Direktur Keuangan Pertamina Emma Sri Martini menjelaskan, keuangan perusahaan pada semester pertama tahun ini terpukul terutama akibat penurunan konsumsi dan selisih kurs. Piutang pemerintah yang hingga kini belum dibayar juga kian memperberat kinerja perusahaan. Untuk itu, ia berharap pemerintah segera membayarkan utangnya. 

"Selisih kurs dampaknya cukup signifikan terhadap piutang kami ke pemerintah karena itu dalam rupiah. Piutang kami berupa kompensasi Rp 96 triliun dan piutang susbidi Rp 13 triliun, itu merepresentasikan 60% rugi kurs translasi kami," kata Emma, Rabu (26/8). 

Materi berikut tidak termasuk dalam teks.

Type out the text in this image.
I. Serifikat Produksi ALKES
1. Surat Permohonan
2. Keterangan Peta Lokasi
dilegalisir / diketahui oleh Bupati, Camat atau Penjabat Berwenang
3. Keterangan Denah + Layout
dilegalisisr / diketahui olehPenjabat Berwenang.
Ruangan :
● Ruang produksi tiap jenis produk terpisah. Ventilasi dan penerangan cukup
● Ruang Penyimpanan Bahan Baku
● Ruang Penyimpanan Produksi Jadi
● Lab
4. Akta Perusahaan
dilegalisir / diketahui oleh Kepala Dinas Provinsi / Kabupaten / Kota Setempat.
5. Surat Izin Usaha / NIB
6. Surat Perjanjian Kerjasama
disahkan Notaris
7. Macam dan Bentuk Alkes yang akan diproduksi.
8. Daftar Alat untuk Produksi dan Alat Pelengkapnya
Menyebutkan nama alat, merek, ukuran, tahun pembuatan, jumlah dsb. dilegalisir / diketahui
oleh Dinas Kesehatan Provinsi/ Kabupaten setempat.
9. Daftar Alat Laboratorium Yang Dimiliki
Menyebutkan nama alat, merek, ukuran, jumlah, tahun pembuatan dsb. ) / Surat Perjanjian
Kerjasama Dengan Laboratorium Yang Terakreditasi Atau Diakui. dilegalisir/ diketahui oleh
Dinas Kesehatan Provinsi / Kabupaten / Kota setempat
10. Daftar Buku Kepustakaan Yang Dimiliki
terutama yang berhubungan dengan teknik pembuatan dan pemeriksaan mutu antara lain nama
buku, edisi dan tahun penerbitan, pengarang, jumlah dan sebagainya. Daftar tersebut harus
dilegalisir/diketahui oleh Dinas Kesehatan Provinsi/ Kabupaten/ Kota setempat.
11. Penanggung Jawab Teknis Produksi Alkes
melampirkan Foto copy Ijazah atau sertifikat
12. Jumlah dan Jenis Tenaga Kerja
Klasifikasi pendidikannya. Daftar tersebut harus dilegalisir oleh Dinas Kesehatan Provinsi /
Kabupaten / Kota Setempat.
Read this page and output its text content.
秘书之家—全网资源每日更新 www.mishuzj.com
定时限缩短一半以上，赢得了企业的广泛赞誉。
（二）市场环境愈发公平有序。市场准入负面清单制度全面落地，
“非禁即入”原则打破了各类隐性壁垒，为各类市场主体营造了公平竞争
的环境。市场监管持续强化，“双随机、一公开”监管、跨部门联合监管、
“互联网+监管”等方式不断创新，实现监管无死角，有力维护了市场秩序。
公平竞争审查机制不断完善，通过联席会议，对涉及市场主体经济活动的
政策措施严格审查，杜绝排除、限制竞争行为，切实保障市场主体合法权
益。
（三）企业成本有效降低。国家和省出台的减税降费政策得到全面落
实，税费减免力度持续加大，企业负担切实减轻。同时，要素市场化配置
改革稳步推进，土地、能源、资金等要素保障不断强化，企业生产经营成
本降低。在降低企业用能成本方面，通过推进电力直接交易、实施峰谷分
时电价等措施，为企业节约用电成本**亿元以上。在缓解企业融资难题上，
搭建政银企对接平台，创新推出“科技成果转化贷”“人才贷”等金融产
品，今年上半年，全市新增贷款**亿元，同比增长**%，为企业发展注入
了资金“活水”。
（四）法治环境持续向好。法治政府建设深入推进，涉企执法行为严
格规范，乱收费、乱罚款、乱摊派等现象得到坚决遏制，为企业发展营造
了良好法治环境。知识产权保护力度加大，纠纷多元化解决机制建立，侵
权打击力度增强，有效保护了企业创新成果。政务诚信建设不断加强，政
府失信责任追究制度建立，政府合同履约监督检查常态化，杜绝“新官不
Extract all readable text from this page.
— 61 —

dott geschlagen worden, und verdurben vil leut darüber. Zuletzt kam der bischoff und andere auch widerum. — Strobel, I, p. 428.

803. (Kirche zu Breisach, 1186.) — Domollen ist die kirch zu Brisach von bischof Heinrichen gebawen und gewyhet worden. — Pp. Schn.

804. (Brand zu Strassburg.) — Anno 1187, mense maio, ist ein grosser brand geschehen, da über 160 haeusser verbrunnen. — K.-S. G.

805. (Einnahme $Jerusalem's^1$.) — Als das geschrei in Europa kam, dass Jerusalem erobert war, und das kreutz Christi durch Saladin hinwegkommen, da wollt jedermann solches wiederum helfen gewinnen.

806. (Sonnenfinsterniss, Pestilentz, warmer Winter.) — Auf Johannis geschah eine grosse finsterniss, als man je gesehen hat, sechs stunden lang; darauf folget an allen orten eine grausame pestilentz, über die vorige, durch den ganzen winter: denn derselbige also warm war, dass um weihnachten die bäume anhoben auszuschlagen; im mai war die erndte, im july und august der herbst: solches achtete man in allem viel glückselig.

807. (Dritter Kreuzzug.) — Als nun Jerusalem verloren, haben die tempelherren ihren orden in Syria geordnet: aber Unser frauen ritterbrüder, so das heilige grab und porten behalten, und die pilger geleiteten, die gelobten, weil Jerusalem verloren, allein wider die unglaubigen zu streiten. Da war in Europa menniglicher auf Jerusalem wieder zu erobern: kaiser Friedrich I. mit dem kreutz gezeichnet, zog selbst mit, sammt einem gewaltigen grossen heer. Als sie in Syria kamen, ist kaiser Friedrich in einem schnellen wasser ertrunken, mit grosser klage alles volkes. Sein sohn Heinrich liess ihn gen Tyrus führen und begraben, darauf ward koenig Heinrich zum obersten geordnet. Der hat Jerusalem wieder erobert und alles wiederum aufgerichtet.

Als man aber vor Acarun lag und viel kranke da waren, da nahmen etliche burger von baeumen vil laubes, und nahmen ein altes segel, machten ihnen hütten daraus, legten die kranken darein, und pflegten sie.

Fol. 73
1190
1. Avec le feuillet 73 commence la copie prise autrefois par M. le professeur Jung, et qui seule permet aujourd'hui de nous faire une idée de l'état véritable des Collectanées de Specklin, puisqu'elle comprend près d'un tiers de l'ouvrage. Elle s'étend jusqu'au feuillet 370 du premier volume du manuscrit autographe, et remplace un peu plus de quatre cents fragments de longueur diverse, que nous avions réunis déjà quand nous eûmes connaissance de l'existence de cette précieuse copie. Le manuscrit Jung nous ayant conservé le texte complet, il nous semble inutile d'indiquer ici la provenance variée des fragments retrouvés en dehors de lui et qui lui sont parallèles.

Kenaikan posisi kas atau setara kas PLN pada semester pertama tahun ini juga masih meningkat menjadi Rp 53,59 triliun dari posisi akhir tahun lalu Rp 46,6 triliun. Jumlah aset lancar juga meningkat dari posisi Rp 151,37 triliun pada akhir 2019 menjadi Rp 162,5 triliun.

Meski demikian,  Direktur Utama PLN Zulkifli Zaini juga  berharap pemerintah segera melunasi utang kepada PLN yang masih mencapai Rp 38 triliun agar operasional BUMN listrik ini tak terganggu. Ini lantaran PLN juga memiliki utang jangka pendek yang kepada pihak lain mecapai Rp 150 triliun.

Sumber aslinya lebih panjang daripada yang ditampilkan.